By John Beifuss
Tuesday, June 30, 2009
A pair of lauded movie makers will be in Memphis this month to host free screenings and workshops for aspiring local screenwriters.
The filmmakers -- producer Mike S. Ryan and writer-director Barry Jenkins -- will review and discuss script "treatments" in afternoon workshops on July 18-19. Attendance will be limited, to keep the groups manageable, and is restricted to residents of Shelby County. Treatments for review must be submitted in advance, and will be selected by the filmmakers.
Organized by the Memphis and Shelby County Film Commission, the effort is an attempt to help the city's many hopeful writers, said film commissioner Linn Sitler, who has labeled the weekend "Indie Heaven."
Ryan is the producer of such recent independent films as "Junebug," which first brought Amy Adams to fame, earning her a Best Supporting Actress Oscar nomination; "Choke," adapted from the cult novel by Chuck Palahniuk; director Kelly Reichardt's "Old Joy," named one of the top 10 films of 2006 by Entertainment Weekly; and native Memphian Ira Sachs' Sundance prize-winner, "Forty Shades of Blue."

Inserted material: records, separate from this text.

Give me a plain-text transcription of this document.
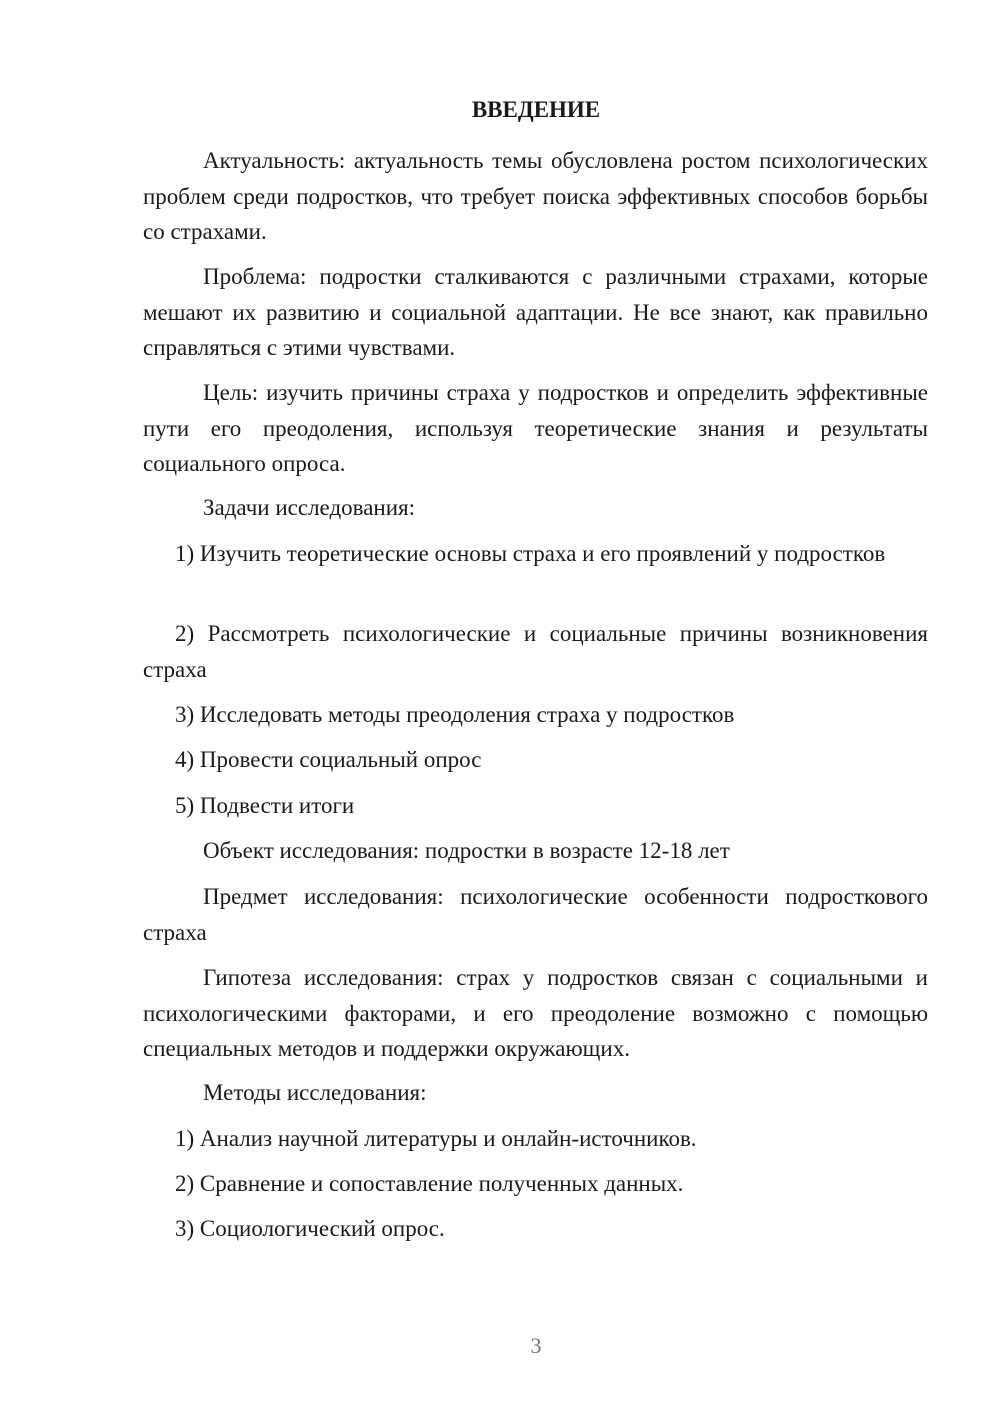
ВВЕДЕНИЕ

Актуальность: актуальность темы обусловлена ростом психологических проблем среди подростков, что требует поиска эффективных способов борьбы со страхами.

Проблема: подростки сталкиваются с различными страхами, которые мешают их развитию и социальной адаптации. Не все знают, как правильно справляться с этими чувствами.

Цель: изучить причины страха у подростков и определить эффективные пути его преодоления, используя теоретические знания и результаты социального опроса.

Задачи исследования:

1) Изучить теоретические основы страха и его проявлений у подростков

2) Рассмотреть психологические и социальные причины возникновения страха

3) Исследовать методы преодоления страха у подростков

4) Провести социальный опрос

5) Подвести итоги

Объект исследования: подростки в возрасте 12-18 лет

Предмет исследования: психологические особенности подросткового страха

Гипотеза исследования: страх у подростков связан с социальными и психологическими факторами, и его преодоление возможно с помощью специальных методов и поддержки окружающих.

Методы исследования:

1) Анализ научной литературы и онлайн-источников.

2) Сравнение и сопоставление полученных данных.

3) Социологический опрос.

3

Jenkins' first feature as a writer-director, "Medicine for Melancholy," focuses on a day in the lives of a young African-American couple in San Francisco. The movie, which screened at the 2008 Indie Memphis Film Festival before opening earlier this year in several cities, was labeled "an exciting debut" by A.O. Scott of the New York Times, who called it "both sad and vibrant, meandering and formally sure-footed."
Jenkins will screen "Medicine for Melancholy" at 10 a.m. Saturday, July 18, at the Malco Paradiso, 584 S. Mendenhall. He will discuss the movie and answer questions after the screening. At 2:30 that afternoon, the workshop will take place, with Jenkins meeting with the selected local screenwriters to discuss their story treatments.
Ryan's screening takes place at 10 a.m. Sunday, July 19; the movie he will show and discuss is "Fay Grim," starring Parker Posey and Jeff Goldblum, which he produced for writer-director Hal Hartley. A 2006 release, "Fay Grim" -- a spy satire shot in Berlin, Istanbul, Paris and New York -- never screened theatrically in Memphis. Ryan's workshop will take place at 2:30 p.m. that day.
Because seating is limited, tickets for the screenings will be available on a first-come, first-serve basis. To register, visit memphisfilmcomm.org.
Treatments must be submitted to the film commission at info@memphisfilmcomm.org. Examples of the requested treatment format can be found on the commission's Web site.
In addition to the film commission, sponsors of the "Indie Heaven" weekend include Malco Theatres Inc. and MemphisED, an economic development organization.
The event is a sequel of sorts to last year's film commission more job-oriented workshops, which focused on film crew positions.